In the video, he’s plugging England’s Glyndebourne Festival – not just at the theatre in bucolic Sussex, but also the festival’s broadcasts, which can be seen in cinemas and online. In his view, this is “exactly what opera should be.” Unfortunately, I don’t share his enthusiasm for opera in non-live contexts.
But to say that opera on the big screen, or the small screen, is “exactly what opera should be” strikes me as a tad perverse. For me, nothing can replace the shared experience of sitting in a theatre with other live human beings, hearing other live human beings on stage and in the pit. It’s communal. It builds what sociologists call “social capital.” And it’s been an intrinsic part of the operatic experience for more than 400 years. (Just ask Claudio Monteverdi.)
Of course, electronically delivered opera also has a noble history, beginning, in North America, in 1931 with the the first Met radio broadcast. I’m too young to remember that – but can remember Joan Baillie, the Canadian Opera Company’s first archivist, telling me that listening to the Met on CBC radio was de rigueur when she was growing up.

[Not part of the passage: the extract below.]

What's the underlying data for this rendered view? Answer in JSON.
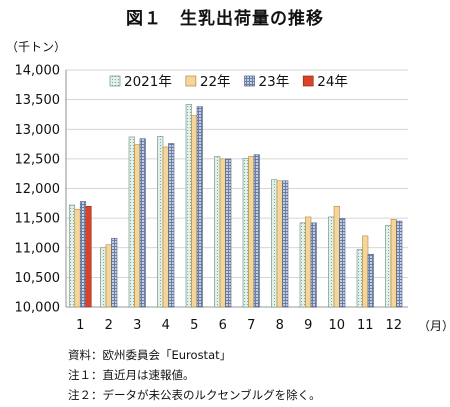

She contended that the broadcasts created a whole generation of opera fans before live opera was readily accessible in remote places like Toronto.
Perhaps I too would think opera on radio was just fine, if the real thing lay beyond my grasp. Fortunately, it doesn’t – and so I’ve never been a fan of opera on radio, CDs, DVDs or streamed to my computer screen. And even with all of the splendour and glory the Met can throw at its HD broadcasts, whenever I see them I can’t quite shake the feeling that I’m getting a second-best experience. In fact, I rarely attend Met opera broadcasts in cinemas – only if something rare and special is being presented that I feel I must see.
I’m not trying to sound an alarm here: I don’t see electronically presented opera as any threat to the continued prosperity and proliferation of live opera. Three years ago, Opera America released a study of the effect of Met HD broadcasts, and discovered that most attendees in cinemas “realize that HD doesn’t replace live opera.” (You can read the survey here.) That’s a relief!
If some people want to watch opera in cinemas, or home in their pajamas, that’s their business, I suppose. But for me, such an experience is “exactly what opera shouldn’t be.”